Adyashanti: I’ll put all my fantasies of a better life into my concept of enlightenment

It was a phone interview which was really nice because I get to sit around in my socks and stuff. [Laughs.] ‘What do you think,’ said this wonderful person interviewing me, ‘what do you think about soul mates?’ Then I tend to surprise people because I said, ‘you know, I don’t.’ ‘What’s that,’ I asked, eager to find out. ‘What is it, I don’t know, I thought you might know.’ ‘I have no idea what a soul mate is, such an idea never occurred to me.’ I mean I hear the phrase all over the place, but – Seems like another drug to me. It’s like the last bastion, right? ‘No other relationship has worked, but I’ll hold out for the final fantasy. It will be called the soul mate. It’s where I’ll stuff all my fantasies and wait for it to come.’

It’s like enlightenment, you know. ‘I’ll put all my fantasies of a better life into my concept of enlightenment, then I’ll wait for it to happen. And when it doesn’t, I’ll be really disappointed.’ [Laughs.]

– Adyashanti, Leaping Beyond All Fear, October 21, 2006, Oakland, CA.

I like how he likens those ideas – of a soul mate, enlightenment, and whatever else we put our hopes into – to a drug or a final fantasy.

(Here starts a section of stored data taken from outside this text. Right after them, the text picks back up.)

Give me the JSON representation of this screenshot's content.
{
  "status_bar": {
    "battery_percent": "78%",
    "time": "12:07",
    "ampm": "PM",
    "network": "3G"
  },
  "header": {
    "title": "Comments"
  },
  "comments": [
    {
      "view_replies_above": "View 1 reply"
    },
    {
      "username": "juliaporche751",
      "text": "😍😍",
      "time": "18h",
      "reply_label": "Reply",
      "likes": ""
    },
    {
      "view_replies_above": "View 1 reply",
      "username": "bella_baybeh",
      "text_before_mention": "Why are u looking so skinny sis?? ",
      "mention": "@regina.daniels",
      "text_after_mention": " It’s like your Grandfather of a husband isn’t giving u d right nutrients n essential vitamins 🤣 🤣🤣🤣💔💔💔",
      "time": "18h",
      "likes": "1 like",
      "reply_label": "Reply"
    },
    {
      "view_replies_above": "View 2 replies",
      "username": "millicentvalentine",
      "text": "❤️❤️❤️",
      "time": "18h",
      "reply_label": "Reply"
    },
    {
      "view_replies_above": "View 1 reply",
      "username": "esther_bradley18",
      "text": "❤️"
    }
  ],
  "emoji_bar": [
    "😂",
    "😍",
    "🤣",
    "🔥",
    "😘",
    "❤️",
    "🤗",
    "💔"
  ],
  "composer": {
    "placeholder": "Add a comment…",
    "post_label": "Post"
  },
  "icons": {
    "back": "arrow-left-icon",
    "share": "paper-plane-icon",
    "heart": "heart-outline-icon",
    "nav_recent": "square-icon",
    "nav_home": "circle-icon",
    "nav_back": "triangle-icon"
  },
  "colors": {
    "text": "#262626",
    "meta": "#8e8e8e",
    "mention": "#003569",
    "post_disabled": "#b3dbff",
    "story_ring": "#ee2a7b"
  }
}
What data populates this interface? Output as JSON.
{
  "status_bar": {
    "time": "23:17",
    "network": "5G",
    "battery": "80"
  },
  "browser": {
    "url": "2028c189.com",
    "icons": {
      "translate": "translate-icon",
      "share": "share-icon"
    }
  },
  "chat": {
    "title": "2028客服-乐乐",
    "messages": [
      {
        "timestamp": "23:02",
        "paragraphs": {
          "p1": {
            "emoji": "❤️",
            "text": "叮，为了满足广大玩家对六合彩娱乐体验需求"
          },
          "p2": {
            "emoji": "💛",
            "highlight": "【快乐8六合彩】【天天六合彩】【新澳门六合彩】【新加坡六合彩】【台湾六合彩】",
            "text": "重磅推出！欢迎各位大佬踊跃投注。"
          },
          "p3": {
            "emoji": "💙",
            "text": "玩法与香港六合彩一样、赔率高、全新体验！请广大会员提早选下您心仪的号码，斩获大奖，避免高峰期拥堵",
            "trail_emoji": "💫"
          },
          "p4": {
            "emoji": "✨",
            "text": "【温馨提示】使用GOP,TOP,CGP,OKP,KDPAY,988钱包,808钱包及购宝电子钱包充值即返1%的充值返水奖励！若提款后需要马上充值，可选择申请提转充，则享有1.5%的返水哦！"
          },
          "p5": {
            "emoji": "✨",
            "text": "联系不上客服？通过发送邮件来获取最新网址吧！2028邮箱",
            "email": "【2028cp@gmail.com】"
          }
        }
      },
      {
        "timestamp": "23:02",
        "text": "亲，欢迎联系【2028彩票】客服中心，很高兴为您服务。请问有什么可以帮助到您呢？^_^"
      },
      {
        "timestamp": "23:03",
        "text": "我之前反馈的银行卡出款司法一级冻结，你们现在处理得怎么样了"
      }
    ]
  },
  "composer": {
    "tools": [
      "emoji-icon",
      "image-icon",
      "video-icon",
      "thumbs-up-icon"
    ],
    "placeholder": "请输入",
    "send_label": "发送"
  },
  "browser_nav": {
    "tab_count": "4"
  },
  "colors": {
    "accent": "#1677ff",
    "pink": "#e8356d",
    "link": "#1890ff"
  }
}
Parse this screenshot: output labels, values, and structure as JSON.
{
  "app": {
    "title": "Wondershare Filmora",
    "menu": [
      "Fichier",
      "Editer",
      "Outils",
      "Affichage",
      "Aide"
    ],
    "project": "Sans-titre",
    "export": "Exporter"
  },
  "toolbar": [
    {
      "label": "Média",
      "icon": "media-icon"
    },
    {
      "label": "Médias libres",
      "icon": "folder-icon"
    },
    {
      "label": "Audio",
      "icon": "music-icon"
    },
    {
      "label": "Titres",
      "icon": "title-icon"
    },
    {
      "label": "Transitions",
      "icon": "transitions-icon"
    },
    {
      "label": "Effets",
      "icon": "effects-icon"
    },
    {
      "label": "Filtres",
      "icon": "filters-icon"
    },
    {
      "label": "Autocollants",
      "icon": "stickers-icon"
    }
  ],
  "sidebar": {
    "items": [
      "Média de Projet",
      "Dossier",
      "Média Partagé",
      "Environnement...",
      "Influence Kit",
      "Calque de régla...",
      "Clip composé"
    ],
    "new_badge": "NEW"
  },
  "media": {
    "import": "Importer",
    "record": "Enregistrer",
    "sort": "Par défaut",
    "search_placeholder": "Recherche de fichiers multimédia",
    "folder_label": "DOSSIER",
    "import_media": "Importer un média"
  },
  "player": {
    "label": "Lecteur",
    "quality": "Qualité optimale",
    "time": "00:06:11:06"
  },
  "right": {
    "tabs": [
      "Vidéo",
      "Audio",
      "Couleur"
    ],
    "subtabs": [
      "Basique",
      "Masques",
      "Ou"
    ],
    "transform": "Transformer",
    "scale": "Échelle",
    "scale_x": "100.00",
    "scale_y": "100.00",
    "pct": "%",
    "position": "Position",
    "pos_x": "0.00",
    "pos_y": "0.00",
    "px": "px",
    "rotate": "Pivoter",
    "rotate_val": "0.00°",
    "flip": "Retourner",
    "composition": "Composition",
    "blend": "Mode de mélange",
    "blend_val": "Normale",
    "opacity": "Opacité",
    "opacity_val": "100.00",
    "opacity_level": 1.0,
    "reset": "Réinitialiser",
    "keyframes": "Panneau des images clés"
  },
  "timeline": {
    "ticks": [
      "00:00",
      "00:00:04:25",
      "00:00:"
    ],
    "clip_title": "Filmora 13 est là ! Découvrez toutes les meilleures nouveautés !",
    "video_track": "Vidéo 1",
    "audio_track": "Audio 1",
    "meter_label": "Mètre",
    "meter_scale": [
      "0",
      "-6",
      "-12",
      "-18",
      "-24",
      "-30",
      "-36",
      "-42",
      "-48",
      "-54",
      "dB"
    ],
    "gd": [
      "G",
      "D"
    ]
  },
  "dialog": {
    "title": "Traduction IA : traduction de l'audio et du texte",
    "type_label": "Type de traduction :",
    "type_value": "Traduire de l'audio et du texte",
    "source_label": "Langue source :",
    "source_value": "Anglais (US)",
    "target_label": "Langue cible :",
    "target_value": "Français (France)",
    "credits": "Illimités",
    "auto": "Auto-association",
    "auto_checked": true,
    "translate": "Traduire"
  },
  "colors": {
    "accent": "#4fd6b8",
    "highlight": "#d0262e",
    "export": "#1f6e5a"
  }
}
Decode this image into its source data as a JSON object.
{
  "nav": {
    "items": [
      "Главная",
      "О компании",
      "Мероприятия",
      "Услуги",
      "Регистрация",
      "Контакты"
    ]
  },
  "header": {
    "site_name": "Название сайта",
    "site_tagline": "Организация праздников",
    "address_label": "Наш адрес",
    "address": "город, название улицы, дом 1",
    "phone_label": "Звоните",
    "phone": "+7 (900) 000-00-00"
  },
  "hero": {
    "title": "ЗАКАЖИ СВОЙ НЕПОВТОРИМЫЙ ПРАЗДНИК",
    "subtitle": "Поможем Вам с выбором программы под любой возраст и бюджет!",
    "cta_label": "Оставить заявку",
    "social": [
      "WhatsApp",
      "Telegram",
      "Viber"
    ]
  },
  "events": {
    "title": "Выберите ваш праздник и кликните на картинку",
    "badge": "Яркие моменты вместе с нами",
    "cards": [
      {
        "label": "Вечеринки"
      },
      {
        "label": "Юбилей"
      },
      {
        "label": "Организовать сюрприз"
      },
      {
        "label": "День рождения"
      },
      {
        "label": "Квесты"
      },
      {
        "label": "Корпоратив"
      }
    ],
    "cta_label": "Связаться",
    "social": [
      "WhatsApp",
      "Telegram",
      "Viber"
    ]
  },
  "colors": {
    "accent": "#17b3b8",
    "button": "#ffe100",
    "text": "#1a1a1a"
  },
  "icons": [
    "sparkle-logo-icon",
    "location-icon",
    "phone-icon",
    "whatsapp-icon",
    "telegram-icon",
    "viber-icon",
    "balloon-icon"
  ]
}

It does become a drug when we invest truth and energy into it. It becomes something we crave and hold onto as a relief for our discomfort, unease, or sense of lack.

And it is, in a way, a final fantasy, a fantasy about something that will finally and perhaps forever give us what we wish for. Something we imagine exists and is not here. Or perhaps we imagine is here, and then are afraid to lose.

2 thoughts to “Adyashanti: I’ll put all my fantasies of a better life into my concept of enlightenment”

  1. Reality is dissapearing. Adya please help. This is all an illusion. I can’t believe what I’m seeing. This is a video game. A cruel joke. Meaningless meaningless meaningless. I know nothing. I have no free will. I see only my own processes. The air is crushing my body. Please help me come back. Please I beg you. There’s nowhere left to run. Nothing is eating me. Mind is eating itself

  2. You can contact Adyashanti with your questions through his website. (He may answer on Radio Adyashanti.) If you are able to attend an event with him, you can also ask then. Or you can contact one of his students, for instance, Bonnie Greenwell.

    What you are describing seems to be a common phase in the awakening process. If it involves suffering, it’s often because of our resistance to the process (we get caught in fear). That’s also quite common. Here are some things that may help: Talk with a teacher who is very familiar with the territory. Receive acupuncture to balance the energies. Spend time in nature. Eat well (healthy foods). Try to not get caught in thoughts too much. (Easier said than done when it’s intense.)